Cette artiste, c'est la merveilleuse Marlène Rostaing qui signe son second solo après « Le Bal », touchant hommage à sa grand-mère qui a fui la dictature de Franco. Cette fois, elle joue sa propre « Tragôdia » à travers le mythe antique d'Ariane, abandonnée sur l'île de Naxos par Thésée. Une rumeur dit qu'il l'a effectivement abandonnée, d'autres inculpent le vent qui aurait fait tourner les voiles de son bateau. Quelle qu'en soit la raison, vous assistez à la solitude d'une femme trahie. Trahie par ses attentes ou la promesse d'un homme lâche. Mais cette histoire, c'est aussi la notre car qui n'a jamais connu « l'homme invisible» ? Qui n'a jamais rencontré cette femme qui voudrait crier ? Victime d'une oppression, d'un système patriarcal qui la rattrape à tous les coins de rues ? Le scénario évoque des passés peut-être trop durs pour être joués sérieusement. Son auto-dérision agit comme un exutoire.

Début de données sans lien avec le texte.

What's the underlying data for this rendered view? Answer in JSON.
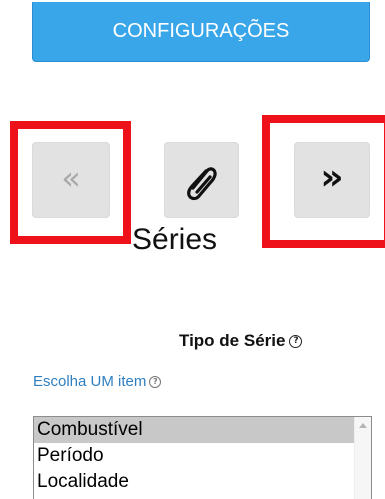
{
  "toolbar": {
    "config_label": "CONFIGURAÇÕES",
    "prev_glyph": "«",
    "next_glyph": "»",
    "clip_icon": "paperclip-icon"
  },
  "series": {
    "title": "Séries",
    "type_label": "Tipo de Série",
    "choose_label": "Escolha UM item",
    "help_glyph": "?",
    "options": [
      "Combustível",
      "Período",
      "Localidade"
    ],
    "selected_option": "Combustível"
  },
  "colors": {
    "config_button": "#3aa6ea",
    "highlight": "#ee1119",
    "link_text": "#2f7fc0",
    "nav_button": "#e2e2e2"
  }
}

Un espace où l'on rit du drame. Où l'on se moque de l'humanité comme d'un troupeau de moutons. D'un instinct grégaire où nos désirs vils trouvent leurs points de chute. Nous, témoins d'une frénésie presque contagieuse du début à la fin.

Marlène Rostaing occupe une heure de chant, de danse et de théâtre antique/contemporain. Une heure de « chorégraphie labyrinthique ». Soixante minutes lui ont suffi pour éprouver son corps « des os jusqu'aux cordes vocales ». A peine le temps d'assimiler tous les symboles qui défilent devant nos yeux... Car en réalité, ce sont des représentations vieilles comme l'humanité qui titillent nos imaginaires.

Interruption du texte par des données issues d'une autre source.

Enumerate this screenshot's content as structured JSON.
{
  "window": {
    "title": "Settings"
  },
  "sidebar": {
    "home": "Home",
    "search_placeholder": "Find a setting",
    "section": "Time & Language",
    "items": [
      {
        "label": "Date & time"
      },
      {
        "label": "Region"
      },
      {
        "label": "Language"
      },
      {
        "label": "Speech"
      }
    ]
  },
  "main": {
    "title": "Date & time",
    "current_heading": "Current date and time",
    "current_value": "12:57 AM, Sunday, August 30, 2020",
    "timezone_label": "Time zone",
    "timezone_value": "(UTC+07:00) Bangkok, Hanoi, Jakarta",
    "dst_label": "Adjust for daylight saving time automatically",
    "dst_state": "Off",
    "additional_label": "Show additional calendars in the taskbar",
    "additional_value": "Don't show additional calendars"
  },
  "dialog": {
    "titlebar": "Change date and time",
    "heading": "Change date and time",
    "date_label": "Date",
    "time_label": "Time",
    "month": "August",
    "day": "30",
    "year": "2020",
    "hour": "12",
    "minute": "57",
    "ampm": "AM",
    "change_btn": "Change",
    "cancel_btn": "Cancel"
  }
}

Son seul acolyte, c'est un cheval à bascule : compagnon de bois, dur et silencieux qu'elle manipule comme elle peut. Ce jouet, ce cheval de Troie supporte le poids de son calvaire. Tandis ce que son drap blanc l'habille des personnages qu'elle incarne sous les attitudes d'une danseuse étoile. Puis ces paillettes qui pleuvent dans la nuit noire...
Mais cette femme, au casque de centurion qui se confie à nous, sait aussi se battre. Elle résiste, tient l'équilibre pour nous témoigner sa belle mésaventure. Elle a le goût du détail qui fait rire. Elle a la niaque d'une démente. Sensuelle, « dégelasse » et absurde, elle susurre un mythe délicieux. Celui de « Thésée », « Thésée », « Thésée-moi ! ».